The injuries started before the season with Brogan Collins hurting her knee, which forced Caitlin Cox to move to the middle.
“It was a very foreign position for her,” Blessington said. “Her stepping in and really owning that position is a big reason why we have done so well. She is a phenomenal blocker. We also had some issues with our liberos where we had one that broke an arm. We have had three different liberos this year. That is something we spent time working with those (players) learning to play those positions.”
Blessington said many players were not playing their natural positions. Makayla Aspegren moved from outside hitter to the middle. Brooke Fearka returned to action this weekend after an recovering from an injury. She moved from setter to a defensive specialist.
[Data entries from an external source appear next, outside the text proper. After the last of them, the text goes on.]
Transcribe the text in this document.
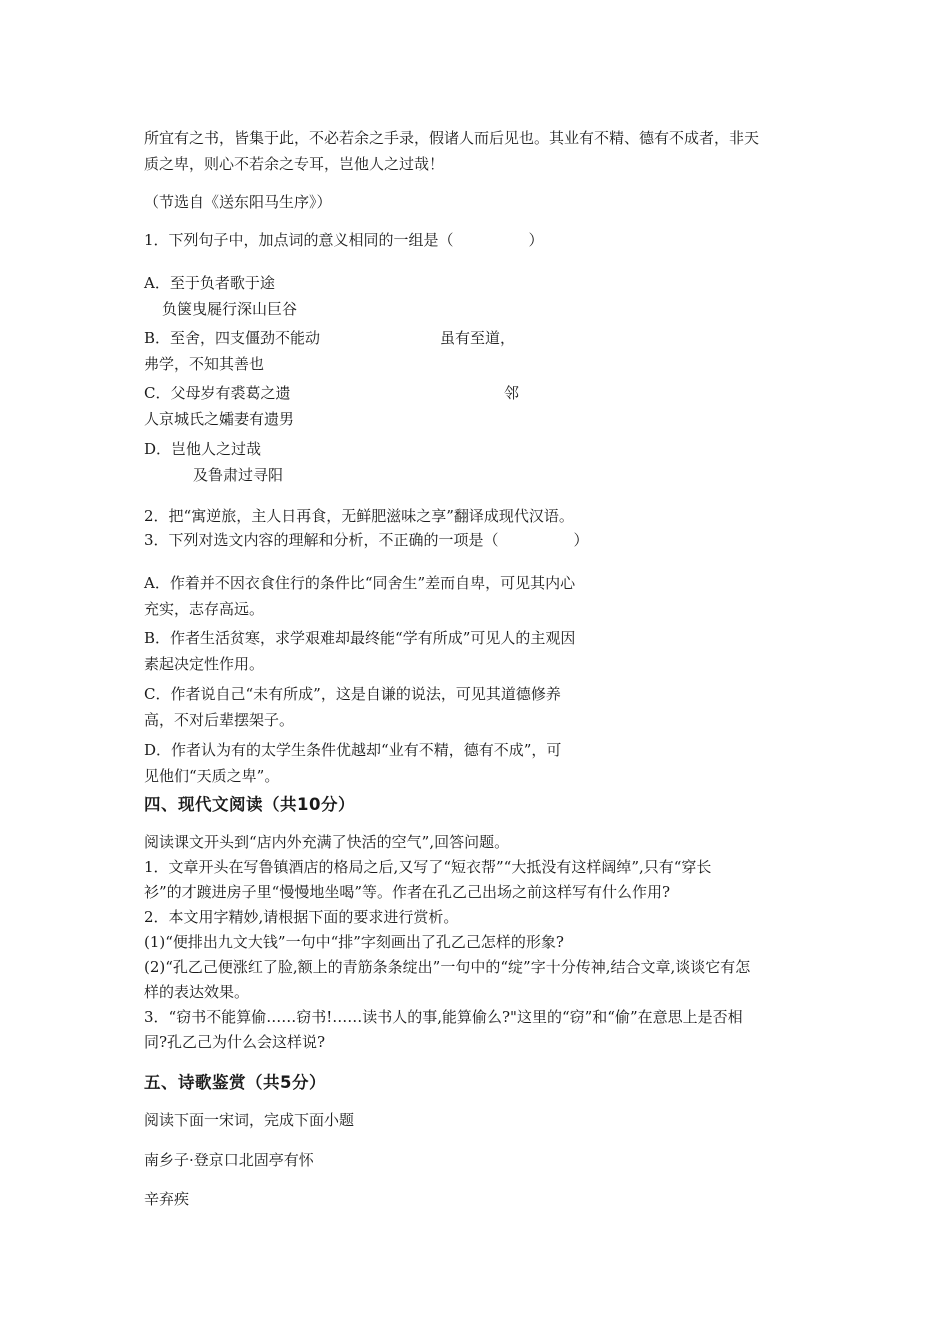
所宜有之书，皆集于此，不必若余之手录，假诸人而后见也。其业有不精、德有不成者，非天
质之卑，则心不若余之专耳，岂他人之过哉！
（节选自《送东阳马生序》）
1．下列句子中，加点词的意义相同的一组是（　　　　　）
A．至于负者歌于途
负箧曳屣行深山巨谷
B．至舍，四支僵劲不能动	虽有至道，
弗学，不知其善也
C．父母岁有裘葛之遗	邻
人京城氏之孀妻有遗男
D．岂他人之过哉
及鲁肃过寻阳
2．把“寓逆旅，主人日再食，无鲜肥滋味之享”翻译成现代汉语。
3．下列对选文内容的理解和分析，不正确的一项是（　　　　　）
A．作着并不因衣食住行的条件比“同舍生”差而自卑，可见其内心
充实，志存高远。
B．作者生活贫寒，求学艰难却最终能“学有所成”可见人的主观因
素起决定性作用。
C．作者说自己“未有所成”，这是自谦的说法，可见其道德修养
高，不对后辈摆架子。
D．作者认为有的太学生条件优越却“业有不精，德有不成”，可
见他们“天质之卑”。
四、现代文阅读（共10分）
阅读课文开头到“店内外充满了快活的空气”,回答问题。
1．文章开头在写鲁镇酒店的格局之后,又写了“短衣帮”“大抵没有这样阔绰”,只有“穿长
衫”的才踱进房子里“慢慢地坐喝”等。作者在孔乙己出场之前这样写有什么作用?
2．本文用字精妙,请根据下面的要求进行赏析。
(1)“便排出九文大钱”一句中“排”字刻画出了孔乙己怎样的形象?
(2)“孔乙己便涨红了脸,额上的青筋条条绽出”一句中的“绽”字十分传神,结合文章,谈谈它有怎
样的表达效果。
3．“窃书不能算偷……窃书!……读书人的事,能算偷么?"这里的“窃”和“偷”在意思上是否相
同?孔乙己为什么会这样说?
五、诗歌鉴赏（共5分）
阅读下面一宋词，完成下面小题
南乡子·登京口北固亭有怀
辛弃疾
“She was phenomenal this past weekend in the conference tournament,” Blessington said. “Emily Jackson was somebody that was hurt literally up to a week ago. Bringing Autumn Freeman back helped us tremendously.”
Through all the changes, the Lady Braves never wavered in attempting to play at a high level. Ottawa played several close matches throughout the season, winning seven of 11 five-set matches.
“Our team understands a little bit differently that — we may not be the most talented — they are the fiercest group of girls that want to (be successful),” Blessington said. “They are the best unit together. They are going to battle. The mental toughness part comes with them competing in practice and pushing each other in practice. There is a lot of games this year we would like to get back where we lost. We’ve grown exponentially from the first match to right now.”
Ottawa displayed that fight in rallying from an 0-2 hole to defeat Friends in five sets in the KCAC quarterfinals. The coach said playing 12 ranked teams this season helped the team mature.
“We got our butts kicked by some of those teams,” Blessington said. “For us to learn from that and do better was a big deal. Anytime you do that, you will see where your weaknesses are. It is always better than playing an easy schedule.”